I finished weaving the dishcloths. They did not take long, not compared with the time it would have taken to knit ten. It was good to take them off the loom and see that the last few were far superior to the first. My weaving had improved with practise. I have hemmed a couple.
I always forget how time-consuming machine stitching can be. I have to remind myself, that like the weaving, it is only fast compared with knitting. It still takes time for the stitches to form, even though the fabric is already there. And as I do not want the ends of these dishcloths to fray, I am using a short stitch length, and some strange zigzag-related stitches, and stitching each end twice.
I now think that dishcloths make a good beginner’s project. They can be made relatively quickly while learning the craft. They are made of cotton, so unlikely to trigger allergies (but of course, there is no guarantee). They do not need to be perfectly formed in order to be useful, so the very first wonky non-square can still wash dishes or wipe benches. Does anyone ever complete, let alone wear, that first scarf they are told to make when learning how to knit? And does the weaving sampler ever see the light of day? Maybe bits of crochet are used as coasters, or incorporated into cushions or rugs. For children learning to knit, I recommend a small square that can be stitched into a finger puppet (which finger it fits, or how many, depends on the tension of the child’s knitting). But for adults, I recommend the dishcloth!

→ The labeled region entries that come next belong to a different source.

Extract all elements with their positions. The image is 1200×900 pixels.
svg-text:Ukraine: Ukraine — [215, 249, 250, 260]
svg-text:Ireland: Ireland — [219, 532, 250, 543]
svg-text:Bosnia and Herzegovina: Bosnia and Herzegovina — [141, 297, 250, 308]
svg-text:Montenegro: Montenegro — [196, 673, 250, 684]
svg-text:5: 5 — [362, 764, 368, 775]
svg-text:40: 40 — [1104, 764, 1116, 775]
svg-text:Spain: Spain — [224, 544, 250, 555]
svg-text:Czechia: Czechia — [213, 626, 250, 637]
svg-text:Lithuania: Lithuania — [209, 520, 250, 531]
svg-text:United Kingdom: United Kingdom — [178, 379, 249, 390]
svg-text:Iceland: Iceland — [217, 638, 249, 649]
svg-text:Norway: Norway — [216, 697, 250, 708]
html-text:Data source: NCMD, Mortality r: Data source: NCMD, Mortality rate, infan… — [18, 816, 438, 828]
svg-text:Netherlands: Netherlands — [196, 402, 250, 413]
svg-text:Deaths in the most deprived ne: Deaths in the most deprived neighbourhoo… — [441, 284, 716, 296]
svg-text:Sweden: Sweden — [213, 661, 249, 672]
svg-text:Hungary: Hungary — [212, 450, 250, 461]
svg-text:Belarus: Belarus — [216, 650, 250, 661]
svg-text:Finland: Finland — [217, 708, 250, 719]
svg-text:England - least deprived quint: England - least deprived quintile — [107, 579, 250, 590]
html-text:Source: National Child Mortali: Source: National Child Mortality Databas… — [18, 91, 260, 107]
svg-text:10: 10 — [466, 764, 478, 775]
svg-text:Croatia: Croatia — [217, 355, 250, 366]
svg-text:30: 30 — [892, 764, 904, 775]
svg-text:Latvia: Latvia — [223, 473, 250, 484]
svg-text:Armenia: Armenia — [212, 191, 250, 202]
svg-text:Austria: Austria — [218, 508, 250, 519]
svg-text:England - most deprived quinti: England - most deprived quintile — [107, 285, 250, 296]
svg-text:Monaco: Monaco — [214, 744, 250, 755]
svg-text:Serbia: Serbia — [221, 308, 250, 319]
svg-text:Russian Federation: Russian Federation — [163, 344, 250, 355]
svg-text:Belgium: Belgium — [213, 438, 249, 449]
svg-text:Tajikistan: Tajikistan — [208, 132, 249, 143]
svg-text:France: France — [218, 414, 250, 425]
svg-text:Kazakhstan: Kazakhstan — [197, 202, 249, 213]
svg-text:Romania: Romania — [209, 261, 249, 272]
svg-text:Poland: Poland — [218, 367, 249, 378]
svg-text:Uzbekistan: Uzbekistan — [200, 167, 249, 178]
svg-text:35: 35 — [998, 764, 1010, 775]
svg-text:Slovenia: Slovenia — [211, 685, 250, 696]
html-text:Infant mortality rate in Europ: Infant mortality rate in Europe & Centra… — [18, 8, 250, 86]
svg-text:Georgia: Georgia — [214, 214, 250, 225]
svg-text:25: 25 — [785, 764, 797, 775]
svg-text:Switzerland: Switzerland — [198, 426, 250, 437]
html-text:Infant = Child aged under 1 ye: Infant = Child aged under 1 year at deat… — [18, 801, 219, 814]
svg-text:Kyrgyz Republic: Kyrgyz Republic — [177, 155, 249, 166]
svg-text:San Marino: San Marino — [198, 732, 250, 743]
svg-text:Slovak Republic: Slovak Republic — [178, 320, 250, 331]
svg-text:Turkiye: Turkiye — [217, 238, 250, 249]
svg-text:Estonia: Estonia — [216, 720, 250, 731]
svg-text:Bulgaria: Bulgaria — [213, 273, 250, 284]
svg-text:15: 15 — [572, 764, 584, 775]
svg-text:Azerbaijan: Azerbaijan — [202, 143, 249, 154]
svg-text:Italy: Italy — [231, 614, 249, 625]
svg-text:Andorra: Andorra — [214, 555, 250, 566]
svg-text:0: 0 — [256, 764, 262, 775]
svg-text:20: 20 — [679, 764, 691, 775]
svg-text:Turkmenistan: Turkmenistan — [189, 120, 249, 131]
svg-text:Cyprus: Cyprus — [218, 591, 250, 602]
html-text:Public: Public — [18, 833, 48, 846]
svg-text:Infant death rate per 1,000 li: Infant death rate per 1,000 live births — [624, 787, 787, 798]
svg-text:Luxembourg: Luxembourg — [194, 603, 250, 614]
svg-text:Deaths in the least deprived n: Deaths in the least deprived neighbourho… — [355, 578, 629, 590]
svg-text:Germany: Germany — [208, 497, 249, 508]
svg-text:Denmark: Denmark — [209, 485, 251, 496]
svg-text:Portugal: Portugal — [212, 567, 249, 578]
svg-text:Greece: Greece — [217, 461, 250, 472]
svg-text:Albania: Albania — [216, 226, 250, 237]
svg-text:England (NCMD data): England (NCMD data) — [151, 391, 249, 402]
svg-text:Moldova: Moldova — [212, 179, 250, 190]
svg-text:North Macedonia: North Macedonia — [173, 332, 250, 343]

If you are in the mood for reading a novel containing details of someone’s machine sewing projects, I recommend “The Dive from Clausen’s Pier” by Ann Packer. It was published in 2002. The sewing is not the main point of the novel, but it is present throughout, and I liked the realistic time frames associated with the completion of projects. “The House of Eliot”, by Jean Marsh, is a more light-hearted novel, but also good at describing the amount of work that goes into the creation of a garment. (Yes, the TV series came first, but DVDs did not exist, so extra revenue was generated by selling book adaptations. Also, I do not recommend the sequel – I gave my copy to the op shop.)